As a medical student who already studied about cardio in third year, i supposed to know that it cant happen. i knew that a MI patient wouldnt be discharge that fast. Yet, i tried to believe what my uncle said. Trying to consult myself that my mum will be ok and will receive me as usual. And hoping so much that my uncle wont say the sentence 'she left me'...

Then i realised why its ethically not allowed to tread out own family members. When we face them as our patient, we can loose our mind, we cant think rasionally and can be carried by emotions.

We, as a human beings, are not excepted from being carried by our emotions no matter how strong are we and how profession can we be...!!!

Someones Watching over me...




OSCE-dr.Yuni 'u r doing good,recovering very fast'

Sidang-dr.Rov 'u manage to finish it with all the obstacles u had'


A friend- 'u seems to be fine now'


I myself wonder how i can do it...!!!
How i can accept the fact so fast...!!!
How i can hide my pain, my sorrows from every1...!!!

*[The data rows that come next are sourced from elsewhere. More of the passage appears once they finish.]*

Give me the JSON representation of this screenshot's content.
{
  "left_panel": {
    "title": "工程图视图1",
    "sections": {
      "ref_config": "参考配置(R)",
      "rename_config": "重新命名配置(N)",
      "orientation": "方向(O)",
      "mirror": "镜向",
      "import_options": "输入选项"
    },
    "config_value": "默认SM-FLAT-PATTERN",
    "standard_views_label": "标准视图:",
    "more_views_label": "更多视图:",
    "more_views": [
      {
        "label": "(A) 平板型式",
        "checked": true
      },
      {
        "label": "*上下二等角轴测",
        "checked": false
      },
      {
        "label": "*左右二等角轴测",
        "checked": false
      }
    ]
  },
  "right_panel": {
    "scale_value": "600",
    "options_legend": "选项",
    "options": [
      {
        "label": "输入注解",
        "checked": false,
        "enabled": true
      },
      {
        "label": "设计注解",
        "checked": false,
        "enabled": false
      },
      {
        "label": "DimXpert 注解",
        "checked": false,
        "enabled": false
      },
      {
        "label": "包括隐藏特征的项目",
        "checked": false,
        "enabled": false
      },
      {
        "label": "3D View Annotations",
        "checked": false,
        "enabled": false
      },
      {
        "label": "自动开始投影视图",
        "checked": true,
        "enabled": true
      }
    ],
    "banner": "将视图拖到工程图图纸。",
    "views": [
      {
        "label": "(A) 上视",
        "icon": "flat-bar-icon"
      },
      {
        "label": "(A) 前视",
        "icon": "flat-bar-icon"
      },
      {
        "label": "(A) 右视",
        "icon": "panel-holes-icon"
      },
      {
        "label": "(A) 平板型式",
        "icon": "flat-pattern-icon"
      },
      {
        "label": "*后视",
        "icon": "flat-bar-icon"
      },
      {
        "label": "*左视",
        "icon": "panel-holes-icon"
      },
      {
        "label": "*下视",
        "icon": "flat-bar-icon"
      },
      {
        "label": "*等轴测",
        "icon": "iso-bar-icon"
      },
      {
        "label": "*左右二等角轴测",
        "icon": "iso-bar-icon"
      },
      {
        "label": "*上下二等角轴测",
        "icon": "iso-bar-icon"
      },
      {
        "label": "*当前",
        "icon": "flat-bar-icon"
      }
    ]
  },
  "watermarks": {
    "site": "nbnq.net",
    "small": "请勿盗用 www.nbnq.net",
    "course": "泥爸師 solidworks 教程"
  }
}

It just because i believe that she always watching over me, i guess..
so i cant be sad, have to move on with this life, no matter what it takes to live this life...

P/S:
i thank all my friends who were there for me for past two weeks...

Maa...

[This 1 is dedicated to my mom...]

Maa...
The most wonderful word in this world...
not every1 get the chance to say this word,
not all the children owns her in their life.

Maa...
the only soul you can find with so much of loves (besides HIM)
the only person who understand our every single movement,
the one and only person who always wishes for your happiness rather than hers!!!

Maa...
u always been my best friend until i didnt had to find some1 out there,
u always been my enemy whenever you try to stop doing something that i want but not good for me,
u always been my gossip partner until my friends told i cant gossip coz i always do it with u,
u always been there to hold me whenever i was sad or down'
u always been there to support me whenever i do something new,
u always been there to guide me if im confuse,
u always been there for me in all aspects...
Yet i feel like the time i spent with you not enough,
i need more time...more and more time...
WHY!!!

Maa...
you've dedicated your whole life for others,
For your siblings, for paa, for us, for devotees, for relatives, for the community,
you've always been there for others needs, and did nothing for yourself!

Maa...
u-the most wonderful, loving mom ever,
and the best among the best...
nobody can be like you, nobody can replace you..
how hard i try also, cant be like you in the future,
you're AMAZING!!!

Maa...
I know GOD loves you more but so do us...
i know ull be watching over me as usual no matter what..
i know i have to fulfill all your wishes...
have to make sure all ur wishes come true no matter what...
i promise maa ill do it!!!

some said i need to strong; some wants me to smile back like last time...
i know i need to be strong ; physically i will try for now but dont aspect me to strong emotionally this early...
and if the matter of my 'smile', will i be able to bring back that smiley face again that every1 wish to see??!!!